Langdon menggenggam pegangan tangga dan berjalan sempoyongan ke atas, satu langkah dalam satu waktu. Tubuhnya terasa berat. Dr. Brooks sekarang mendorongnya secara fisik. Ketika mereka mencapai puncak tangga, Brooks mengetikkan beberapa angka ke sebuah papan tombol tua yang berkarat dan pintu mendengung terbuka.
Udara di dalam tidak begitu hangat, tapi lantai ubin terasa seperti karpet lembut di tepian kakinya dibandingkan dengan paving keras di luar. Dr. Brooks membawa Langdon ke sebuah lift kecil dan membuka pintu lipat, menggiring Langdon ke dalam sebuah kompartemen yang seukuran dengan ruang telepon. Udara di dalam beraromakan rokok MS – aroma manis pahit ubiquitos di Italia seperti aroma espresso segar. Meskipun hanya sekilas, baunya membantu Langdon membersihkan pikirannya. Dr. Brooks menekan sebuah tombol, dan di suatu tempat tinggi di atas mereka, rangkaian kampas gir berdentang dan  memusar menjadi gerakan.
Ke atas …
Kereta berderit dan bergetar saat mulai naik. Karena tidak ada dinding selain layar logam, Langdon menemukan dirinya melihat bagian dalam lift meluncur menerobos secara ritmis melalui mereka. Bahkan dalam tahap setengah sadar, ketakutan berkepanjangan Langdon terhadap ruang tertutup tetap hidup.
Jangan lihat.
Dia bersandar di dinding, berusaha mendapatkan nafasnya. Ujung lengannya sakit, dan ketika dia melihat ke bawah, dia melihat lengan baju Harris Tweed-nya terikat aneh di lengannya menyerupai perban. Pengingat jaketnya menyeretnya ke belakang ke lantai, lusuh dan dekil.

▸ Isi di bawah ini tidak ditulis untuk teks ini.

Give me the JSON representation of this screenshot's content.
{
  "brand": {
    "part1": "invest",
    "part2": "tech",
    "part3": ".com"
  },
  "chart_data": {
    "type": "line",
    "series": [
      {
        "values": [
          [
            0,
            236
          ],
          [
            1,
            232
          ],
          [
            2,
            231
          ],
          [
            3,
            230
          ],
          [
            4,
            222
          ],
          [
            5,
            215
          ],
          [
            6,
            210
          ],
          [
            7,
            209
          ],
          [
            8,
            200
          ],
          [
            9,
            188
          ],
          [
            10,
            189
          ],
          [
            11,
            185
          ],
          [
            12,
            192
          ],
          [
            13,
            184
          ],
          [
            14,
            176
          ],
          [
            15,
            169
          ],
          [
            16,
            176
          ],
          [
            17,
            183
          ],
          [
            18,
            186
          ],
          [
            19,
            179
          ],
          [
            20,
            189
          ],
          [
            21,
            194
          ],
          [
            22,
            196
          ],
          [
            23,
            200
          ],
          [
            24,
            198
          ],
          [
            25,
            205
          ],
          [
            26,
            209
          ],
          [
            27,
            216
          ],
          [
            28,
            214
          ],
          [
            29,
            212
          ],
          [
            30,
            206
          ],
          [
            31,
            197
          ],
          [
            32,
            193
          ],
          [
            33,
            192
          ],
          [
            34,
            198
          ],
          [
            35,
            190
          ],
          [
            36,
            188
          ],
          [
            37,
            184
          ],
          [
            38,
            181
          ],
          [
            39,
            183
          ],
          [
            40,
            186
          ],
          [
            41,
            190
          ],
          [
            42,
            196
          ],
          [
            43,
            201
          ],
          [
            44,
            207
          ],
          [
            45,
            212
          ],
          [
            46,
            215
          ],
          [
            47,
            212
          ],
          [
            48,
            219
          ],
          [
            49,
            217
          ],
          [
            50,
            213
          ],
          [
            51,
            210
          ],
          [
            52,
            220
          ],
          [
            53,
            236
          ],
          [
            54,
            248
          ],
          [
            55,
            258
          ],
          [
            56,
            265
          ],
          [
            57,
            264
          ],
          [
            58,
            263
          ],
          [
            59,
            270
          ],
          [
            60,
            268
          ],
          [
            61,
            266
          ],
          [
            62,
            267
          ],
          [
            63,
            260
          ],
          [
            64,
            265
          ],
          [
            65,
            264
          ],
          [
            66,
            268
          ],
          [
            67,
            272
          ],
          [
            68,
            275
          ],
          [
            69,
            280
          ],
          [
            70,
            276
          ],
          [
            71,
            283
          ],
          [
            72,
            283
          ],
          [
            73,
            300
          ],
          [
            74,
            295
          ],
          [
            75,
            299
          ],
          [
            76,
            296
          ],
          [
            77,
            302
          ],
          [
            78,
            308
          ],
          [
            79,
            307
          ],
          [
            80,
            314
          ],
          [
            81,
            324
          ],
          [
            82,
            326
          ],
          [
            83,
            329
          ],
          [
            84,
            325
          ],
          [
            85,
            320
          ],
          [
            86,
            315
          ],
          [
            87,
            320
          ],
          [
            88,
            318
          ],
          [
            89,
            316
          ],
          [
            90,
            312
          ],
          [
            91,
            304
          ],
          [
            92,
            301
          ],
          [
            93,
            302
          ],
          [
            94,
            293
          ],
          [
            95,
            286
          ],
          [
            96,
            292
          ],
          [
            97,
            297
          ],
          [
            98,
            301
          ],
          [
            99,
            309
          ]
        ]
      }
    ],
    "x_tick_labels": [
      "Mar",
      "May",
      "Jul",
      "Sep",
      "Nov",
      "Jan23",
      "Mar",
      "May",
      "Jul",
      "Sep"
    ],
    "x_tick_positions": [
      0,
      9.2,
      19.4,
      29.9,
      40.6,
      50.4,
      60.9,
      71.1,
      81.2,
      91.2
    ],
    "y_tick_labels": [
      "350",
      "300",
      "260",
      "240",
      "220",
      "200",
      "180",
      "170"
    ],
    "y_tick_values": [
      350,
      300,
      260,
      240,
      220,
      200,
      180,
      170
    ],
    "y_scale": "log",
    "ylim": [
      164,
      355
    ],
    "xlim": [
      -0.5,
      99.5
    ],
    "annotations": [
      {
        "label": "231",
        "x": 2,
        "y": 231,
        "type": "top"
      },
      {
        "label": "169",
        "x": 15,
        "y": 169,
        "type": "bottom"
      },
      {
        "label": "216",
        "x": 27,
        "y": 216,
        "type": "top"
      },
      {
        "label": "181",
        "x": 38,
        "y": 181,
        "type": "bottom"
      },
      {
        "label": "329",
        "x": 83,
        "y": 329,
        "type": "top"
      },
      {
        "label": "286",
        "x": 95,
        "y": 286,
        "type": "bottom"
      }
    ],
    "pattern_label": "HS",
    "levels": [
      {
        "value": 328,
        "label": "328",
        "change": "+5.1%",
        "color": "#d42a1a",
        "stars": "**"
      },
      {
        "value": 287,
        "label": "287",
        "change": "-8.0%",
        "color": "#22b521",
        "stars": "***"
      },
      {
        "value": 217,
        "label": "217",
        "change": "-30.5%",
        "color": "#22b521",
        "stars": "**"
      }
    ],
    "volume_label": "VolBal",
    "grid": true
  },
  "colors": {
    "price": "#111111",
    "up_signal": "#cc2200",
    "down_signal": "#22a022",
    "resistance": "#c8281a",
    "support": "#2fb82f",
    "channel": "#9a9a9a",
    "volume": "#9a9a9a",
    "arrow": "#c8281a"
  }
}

Dia menutup matanya melawan kepalanya yang berdenyut, tapi kegelapan menyelubunginya lagi.
Pengnlihatan familiar yag termaterialisasi – mematung, wanita berkerudung dengan amulet dan rambut perak dalam ringlet. Seperti sebelumnya, dia berada di tepian sungai semerah darah dan dikelilingi oleh tubuh-tubuh yang menggeliat. Dia berbicara pada Langdon, suaranya memohon. Cari dan kamu akan temukan!

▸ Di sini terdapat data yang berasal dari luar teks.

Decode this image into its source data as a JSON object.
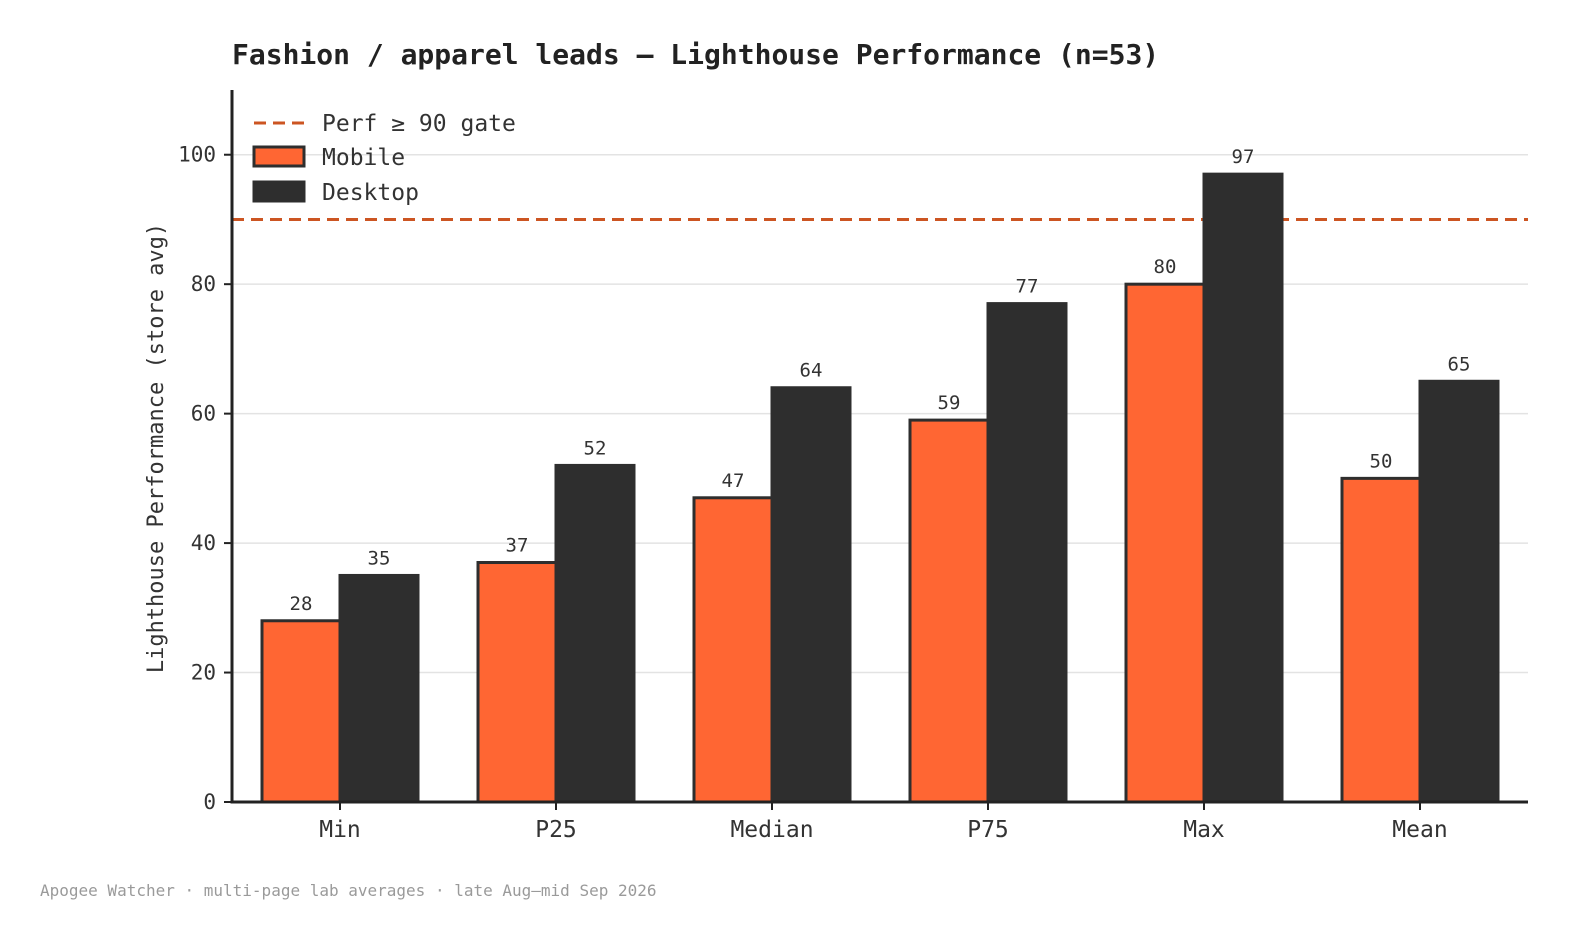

Langdon mengatasi dengan perasaan bahwa dia harus menyelamatkannya … menyelamatkan mereka semua. Kaki terbalik yang terkubur separuh jatuh lunglai … satu per satu.

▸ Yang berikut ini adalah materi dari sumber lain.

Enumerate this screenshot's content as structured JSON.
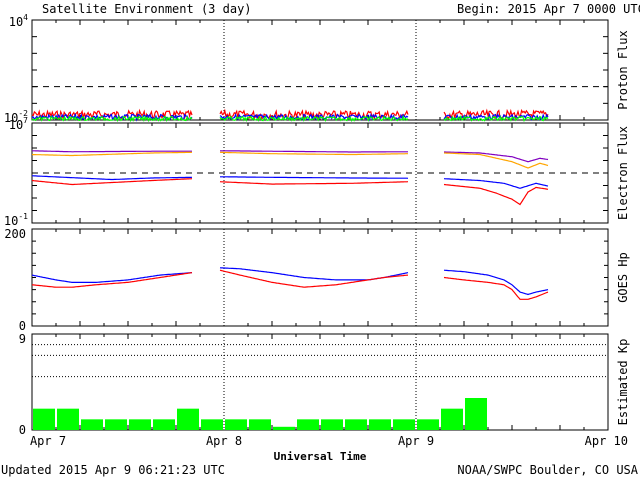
{
  "header": {
    "title": "Satellite Environment (3 day)",
    "begin": "Begin:  2015 Apr 7 0000 UTC"
  },
  "footer": {
    "updated": "Updated 2015 Apr  9 06:21:23 UTC",
    "source": "NOAA/SWPC Boulder, CO USA"
  },
  "colors": {
    "red": "#ff0000",
    "blue": "#0000ff",
    "green": "#00ff00",
    "purple": "#8000c0",
    "orange": "#ffa500",
    "axis": "#000000"
  },
  "chart_data": [
    {
      "type": "line",
      "ylabel": "Proton Flux",
      "scale": "log",
      "ylim_exp": [
        -2,
        4
      ],
      "tick_labels": [
        {
          "base": "10",
          "exp": "4"
        },
        {
          "base": "10",
          "exp": "-2"
        }
      ],
      "threshold": 1,
      "xlim": [
        0,
        72
      ],
      "series": [
        {
          "color": "red",
          "noise": 0.08,
          "segments": [
            [
              [
                0,
                0.02
              ],
              [
                10,
                0.021
              ],
              [
                20,
                0.02
              ]
            ],
            [
              [
                23.5,
                0.021
              ],
              [
                35,
                0.02
              ],
              [
                47,
                0.021
              ]
            ],
            [
              [
                51.5,
                0.02
              ],
              [
                57,
                0.021
              ],
              [
                64.5,
                0.022
              ]
            ]
          ]
        },
        {
          "color": "blue",
          "noise": 0.05,
          "segments": [
            [
              [
                0,
                0.015
              ],
              [
                20,
                0.015
              ]
            ],
            [
              [
                23.5,
                0.015
              ],
              [
                47,
                0.015
              ]
            ],
            [
              [
                51.5,
                0.015
              ],
              [
                64.5,
                0.015
              ]
            ]
          ]
        },
        {
          "color": "green",
          "noise": 0.04,
          "segments": [
            [
              [
                0,
                0.012
              ],
              [
                20,
                0.012
              ]
            ],
            [
              [
                23.5,
                0.012
              ],
              [
                47,
                0.012
              ]
            ],
            [
              [
                51.5,
                0.012
              ],
              [
                64.5,
                0.012
              ]
            ]
          ]
        }
      ]
    },
    {
      "type": "line",
      "ylabel": "Electron Flux",
      "scale": "log",
      "ylim_exp": [
        -1,
        7
      ],
      "tick_labels": [
        {
          "base": "10",
          "exp": "7"
        },
        {
          "base": "10",
          "exp": "-1"
        }
      ],
      "threshold": 1000,
      "xlim": [
        0,
        72
      ],
      "series": [
        {
          "color": "purple",
          "noise": 0.0,
          "segments": [
            [
              [
                0,
                60000
              ],
              [
                5,
                50000
              ],
              [
                15,
                55000
              ],
              [
                20,
                55000
              ]
            ],
            [
              [
                23.5,
                60000
              ],
              [
                30,
                55000
              ],
              [
                40,
                48000
              ],
              [
                47,
                50000
              ]
            ],
            [
              [
                51.5,
                48000
              ],
              [
                56,
                40000
              ],
              [
                60,
                20000
              ],
              [
                62,
                8000
              ],
              [
                63.5,
                15000
              ],
              [
                64.5,
                12000
              ]
            ]
          ]
        },
        {
          "color": "orange",
          "noise": 0.0,
          "segments": [
            [
              [
                0,
                30000
              ],
              [
                5,
                25000
              ],
              [
                15,
                40000
              ],
              [
                20,
                45000
              ]
            ],
            [
              [
                23.5,
                45000
              ],
              [
                30,
                35000
              ],
              [
                40,
                30000
              ],
              [
                47,
                35000
              ]
            ],
            [
              [
                51.5,
                40000
              ],
              [
                56,
                30000
              ],
              [
                60,
                8000
              ],
              [
                62,
                2500
              ],
              [
                63.5,
                6000
              ],
              [
                64.5,
                4000
              ]
            ]
          ]
        },
        {
          "color": "blue",
          "noise": 0.0,
          "segments": [
            [
              [
                0,
                600
              ],
              [
                10,
                300
              ],
              [
                15,
                400
              ],
              [
                20,
                450
              ]
            ],
            [
              [
                23.5,
                500
              ],
              [
                30,
                450
              ],
              [
                40,
                400
              ],
              [
                47,
                380
              ]
            ],
            [
              [
                51.5,
                350
              ],
              [
                56,
                250
              ],
              [
                59,
                150
              ],
              [
                61,
                60
              ],
              [
                63,
                150
              ],
              [
                64.5,
                90
              ]
            ]
          ]
        },
        {
          "color": "red",
          "noise": 0.0,
          "segments": [
            [
              [
                0,
                250
              ],
              [
                5,
                120
              ],
              [
                15,
                250
              ],
              [
                20,
                350
              ]
            ],
            [
              [
                23.5,
                200
              ],
              [
                30,
                130
              ],
              [
                40,
                150
              ],
              [
                47,
                200
              ]
            ],
            [
              [
                51.5,
                120
              ],
              [
                56,
                60
              ],
              [
                58,
                25
              ],
              [
                60,
                8
              ],
              [
                61,
                3
              ],
              [
                62,
                30
              ],
              [
                63,
                70
              ],
              [
                64.5,
                50
              ]
            ]
          ]
        }
      ]
    },
    {
      "type": "line",
      "ylabel": "GOES Hp",
      "scale": "linear",
      "ylim": [
        0,
        200
      ],
      "tick_labels": [
        "200",
        "0"
      ],
      "xlim": [
        0,
        72
      ],
      "series": [
        {
          "color": "blue",
          "noise": 0.0,
          "segments": [
            [
              [
                0,
                105
              ],
              [
                3,
                95
              ],
              [
                5,
                90
              ],
              [
                8,
                90
              ],
              [
                12,
                95
              ],
              [
                16,
                105
              ],
              [
                20,
                110
              ]
            ],
            [
              [
                23.5,
                120
              ],
              [
                26,
                118
              ],
              [
                30,
                110
              ],
              [
                34,
                100
              ],
              [
                38,
                95
              ],
              [
                42,
                95
              ],
              [
                44,
                100
              ],
              [
                47,
                110
              ]
            ],
            [
              [
                51.5,
                115
              ],
              [
                54,
                112
              ],
              [
                57,
                105
              ],
              [
                59,
                95
              ],
              [
                60,
                85
              ],
              [
                61,
                70
              ],
              [
                62,
                65
              ],
              [
                63,
                70
              ],
              [
                64.5,
                75
              ]
            ]
          ]
        },
        {
          "color": "red",
          "noise": 0.0,
          "segments": [
            [
              [
                0,
                85
              ],
              [
                3,
                80
              ],
              [
                5,
                80
              ],
              [
                8,
                85
              ],
              [
                12,
                90
              ],
              [
                16,
                100
              ],
              [
                20,
                110
              ]
            ],
            [
              [
                23.5,
                115
              ],
              [
                26,
                105
              ],
              [
                30,
                90
              ],
              [
                34,
                80
              ],
              [
                38,
                85
              ],
              [
                42,
                95
              ],
              [
                44,
                100
              ],
              [
                47,
                105
              ]
            ],
            [
              [
                51.5,
                100
              ],
              [
                54,
                95
              ],
              [
                57,
                90
              ],
              [
                59,
                85
              ],
              [
                60,
                75
              ],
              [
                61,
                55
              ],
              [
                62,
                55
              ],
              [
                63,
                60
              ],
              [
                64.5,
                70
              ]
            ]
          ]
        }
      ]
    },
    {
      "type": "bar",
      "ylabel": "Estimated Kp",
      "ylim": [
        0,
        9
      ],
      "tick_labels": [
        "9",
        "0"
      ],
      "gridlines": [
        5,
        7,
        8,
        9
      ],
      "xlim": [
        0,
        72
      ],
      "bars": [
        {
          "start": 0,
          "value": 2
        },
        {
          "start": 3,
          "value": 2
        },
        {
          "start": 6,
          "value": 1
        },
        {
          "start": 9,
          "value": 1
        },
        {
          "start": 12,
          "value": 1
        },
        {
          "start": 15,
          "value": 1
        },
        {
          "start": 18,
          "value": 2
        },
        {
          "start": 21,
          "value": 1
        },
        {
          "start": 24,
          "value": 1
        },
        {
          "start": 27,
          "value": 1
        },
        {
          "start": 30,
          "value": 0.3
        },
        {
          "start": 33,
          "value": 1
        },
        {
          "start": 36,
          "value": 1
        },
        {
          "start": 39,
          "value": 1
        },
        {
          "start": 42,
          "value": 1
        },
        {
          "start": 45,
          "value": 1
        },
        {
          "start": 48,
          "value": 1
        },
        {
          "start": 51,
          "value": 2
        },
        {
          "start": 54,
          "value": 3
        }
      ]
    }
  ],
  "xaxis": {
    "label": "Universal Time",
    "ticks": [
      {
        "pos": 0,
        "label": "Apr 7"
      },
      {
        "pos": 24,
        "label": "Apr 8"
      },
      {
        "pos": 48,
        "label": "Apr 9"
      },
      {
        "pos": 72,
        "label": "Apr 10"
      }
    ]
  }
}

Siapa kamu!? dia berteriak dalam keheningan.  Apa yang kamu inginkan?!
Rambut perak lebatnya mulai berkibar di angin yang panas. Waktu kita semakin singkat, dia berbisik, menyentuh kalung amuletnya. Kemudian, tanpa peringatan, dia meledak di sebuah pilar api yang menyilaukan, yang menggelembung melewati sungai, meliputi mereka berdua.
Langdon berteriak, matanya membuka.
Dr. Brooks menatapnya dengan perhatian. “Ada apa?”
“Aku terus berhalusinasi!” Langdon berteriak. “Peristiwa yang sama.”
“Wanita berambut perak? Dan semua mayat?”
Langdon mengangguk, peluh menetes di alisnya.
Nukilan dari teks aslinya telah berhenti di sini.